A complex set of factors bear upon the recommendation and decision to take finasteride or virtually any other cancer preventive agent. Important factors in the finasteride recommendation/decision include the general burden of prostate cancer, clinical significance of the prevented cancers, and drug benefit-risk ratio. Consideration of each of these factors tends to throw a favorable light on finasteride prevention of prostate cancer. First, prostate cancer has a substantial medical, emotional and financial burden especially with its frequency of detection in the atmosphere of a strong emphasis on screening in the U.S. Second, the prevented cancers in the PCPT have been evaluated for, and found to have, a substantial proportion of clinically significant tumors ([Lucia, CaPR 2008]
). Even men with less-consequential, low-grade prostate cancers, however, frequently seek and receive treatments , which have the consequences of high expense, risks of sexual, urinary, and bowel side effects, and an emotional toll on patients and families from lifetime follow-up surveillance for prostate cancer recurrence.14
Last and most relevant to the debate about finasteride prevention, is the consideration of the agent’s benefit-risk ratio.

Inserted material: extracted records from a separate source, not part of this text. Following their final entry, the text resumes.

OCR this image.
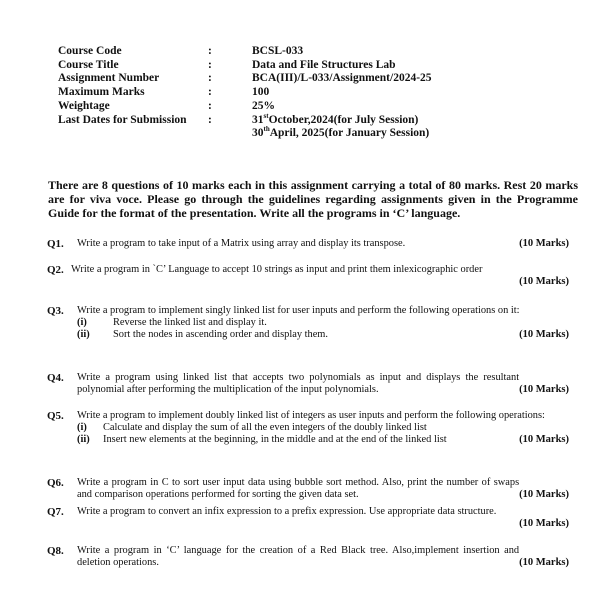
Course Code	:	BCSL-033
Course Title	:	Data and File Structures Lab
Assignment Number	:	BCA(III)/L-033/Assignment/2024-25
Maximum Marks	:	100
Weightage	:	25%
Last Dates for Submission	:	31stOctober,2024(for July Session)
30thApril, 2025(for January Session)
There are 8 questions of 10 marks each in this assignment carrying a total of 80 marks. Rest 20 marks are for viva voce. Please go through the guidelines regarding assignments given in the Programme Guide for the format of the presentation. Write all the programs in ‘C’ language.
Q1. Write a program to take input of a Matrix using array and display its transpose.	(10 Marks)
Q2. Write a program in `C’ Language to accept 10 strings as input and print them inlexicographic order
(10 Marks)
Q3. Write a program to implement singly linked list for user inputs and perform the following operations on it:
(i)	Reverse the linked list and display it.
(ii)	Sort the nodes in ascending order and display them.	(10 Marks)
Q4.
(10 Marks)
Write a program using linked list that accepts two polynomials as input and displays the resultant polynomial after performing the multiplication of the input polynomials.
Q5. Write a program to implement doubly linked list of integers as user inputs and perform the following operations:
(i)	Calculate and display the sum of all the even integers of the doubly linked list
(ii)	Insert new elements at the beginning, in the middle and at the end of the linked list	(10 Marks)
Q6.
(10 Marks)
Write a program in C to sort user input data using bubble sort method. Also, print the number of swaps and comparison operations performed for sorting the given data set.
Q7. Write a program to convert an infix expression to a prefix expression. Use appropriate data structure.
(10 Marks)
Q8.
(10 Marks)
Write a program in ‘C’ language for the creation of a Red Black tree. Also,implement insertion and deletion operations.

Men must weigh the established benefits of an observed 25% reduction in prostate cancer (or a 30% actual risk reduction as found in this analysis) as well as a decrease in urinary symptoms and complications of an enlarged prostate against the potential side effects. Although established side effects of finasteride include reduced sexual function, the present analyses lead us to conclude that men 55 years or older can remove the perceived increased risk of high-grade prostate cancer from their consideration of the adverse effects of finasteride. We found no evidence that finasteride induced high-grade disease but that there may have been an actual reduction in risk.